Thursday, April 2, 2009

Further West.

We faced the ocean.
“Should we run?” I asked.
And so he followed me, into the questions.
We could have quarantined the contradiction.
Instead, we swam inside.
I was Floating. Waiting. Trusting.
He was Sinking in his echo:


“Don’t get too attached.”


His waves came up and shrank back.
Promise and retreat.
Belief and indecision.
But never
Never
Stability

Up, shrink back.
Up, shrink back.


“You can’t pick and choose what you go slow with.”

Up, shrink back.

I rode a wave into shore and then,
Then it was his idea:


There they were on the edge of the water, our drip castles in the sand.
FRAGILE.
IGNORANT.
TEMPORARY.

They were his idea.


He was hoping to fall asleep in the transition and wake up with the answer.
But his sun never entitled him to conviction,
And with the morning, came only a plea for more time.
(One for me, and one for her.)
A neutral party in his own war.

But I loved building that sand castle,
drip FRAGILE
drip IGNORANT
drip TEMPORARY

I loved building that sandcastle, despite the coming wave.

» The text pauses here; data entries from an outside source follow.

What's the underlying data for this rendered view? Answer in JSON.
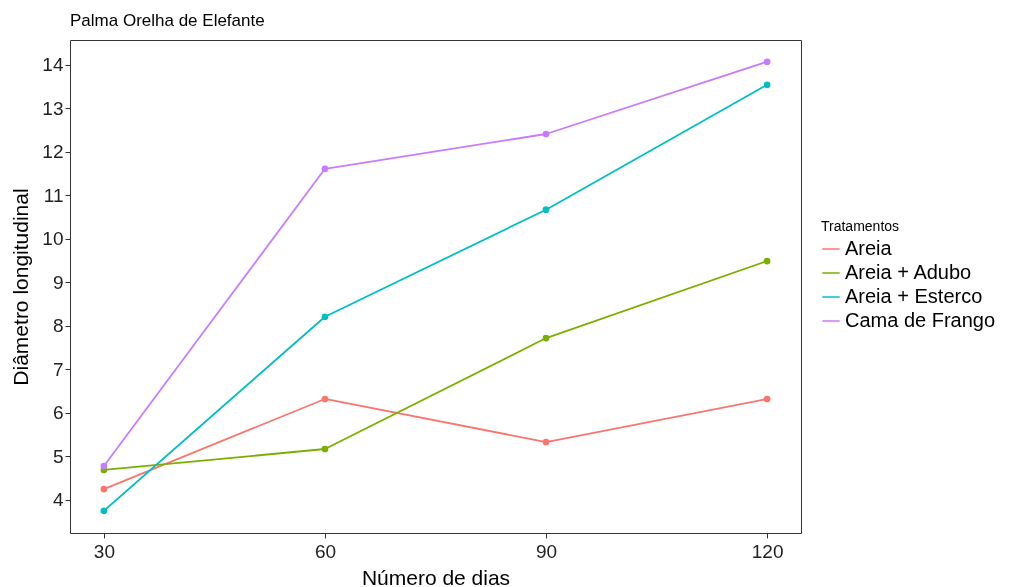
{
  "chart_data": {
    "type": "line",
    "title": "Palma Orelha de Elefante",
    "xlabel": "Número de dias",
    "ylabel": "Diâmetro longitudinal",
    "legend_title": "Tratamentos",
    "x": [
      30,
      60,
      90,
      120
    ],
    "series": [
      {
        "name": "Areia",
        "color": "#f8766d",
        "values": [
          4.25,
          6.32,
          5.33,
          6.32
        ]
      },
      {
        "name": "Areia + Adubo",
        "color": "#7cae00",
        "values": [
          4.69,
          5.17,
          7.72,
          9.49
        ]
      },
      {
        "name": "Areia + Esterco",
        "color": "#00bfc4",
        "values": [
          3.75,
          8.21,
          10.67,
          13.54
        ]
      },
      {
        "name": "Cama de Frango",
        "color": "#c77cff",
        "values": [
          4.78,
          11.61,
          12.41,
          14.07
        ]
      }
    ],
    "xlim": [
      25.4,
      124.6
    ],
    "xticks": [
      30,
      60,
      90,
      120
    ],
    "ylim": [
      3.24,
      14.57
    ],
    "yticks": [
      4,
      5,
      6,
      7,
      8,
      9,
      10,
      11,
      12,
      13,
      14
    ],
    "grid": false,
    "legend": "right",
    "marker": "circle",
    "line_style": "solid"
  }
}
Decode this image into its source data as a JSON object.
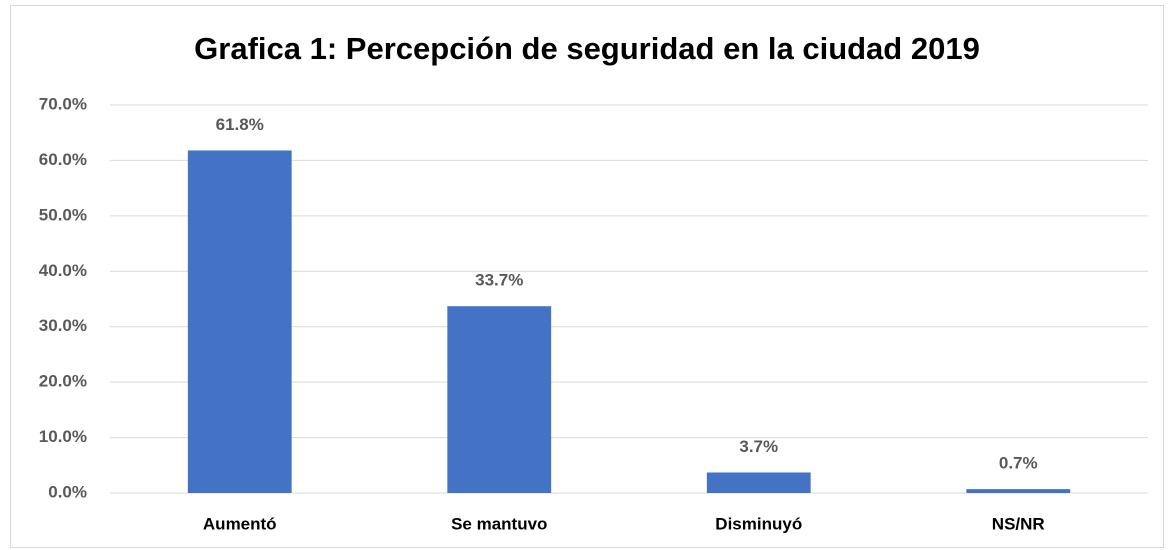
{
  "chart_data": {
    "type": "bar",
    "title": "Grafica 1: Percepción de seguridad en la ciudad 2019",
    "categories": [
      "Aumentó",
      "Se mantuvo",
      "Disminuyó",
      "NS/NR"
    ],
    "values": [
      61.8,
      33.7,
      3.7,
      0.7
    ],
    "value_labels": [
      "61.8%",
      "33.7%",
      "3.7%",
      "0.7%"
    ],
    "color": "#4472c4",
    "ylim": [
      0,
      70
    ],
    "yticks": [
      {
        "value": 0,
        "label": "0.0%"
      },
      {
        "value": 10,
        "label": "10.0%"
      },
      {
        "value": 20,
        "label": "20.0%"
      },
      {
        "value": 30,
        "label": "30.0%"
      },
      {
        "value": 40,
        "label": "40.0%"
      },
      {
        "value": 50,
        "label": "50.0%"
      },
      {
        "value": 60,
        "label": "60.0%"
      },
      {
        "value": 70,
        "label": "70.0%"
      }
    ],
    "grid": true
  }
}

My ignorance was washed away.
So was he.
For while he never spoke an answer,
there was a day
when I stopped waiting.

It was his idea.

I remain unapologetic for my intensity.
“Should we run?”

Up, shrink back.

Up, shrink back.

Promise & retreat.

And love said “CAN’T YOU HEAR ME?”

But he was drowning in his echo.

1 comment:

PleaseRememberMeFondly said...

I absolutely love this. I feel like I started breathing to it's rhythm and that was ridiculously soothing. I just love you. And this. And your rhythm. Rock your rhyme.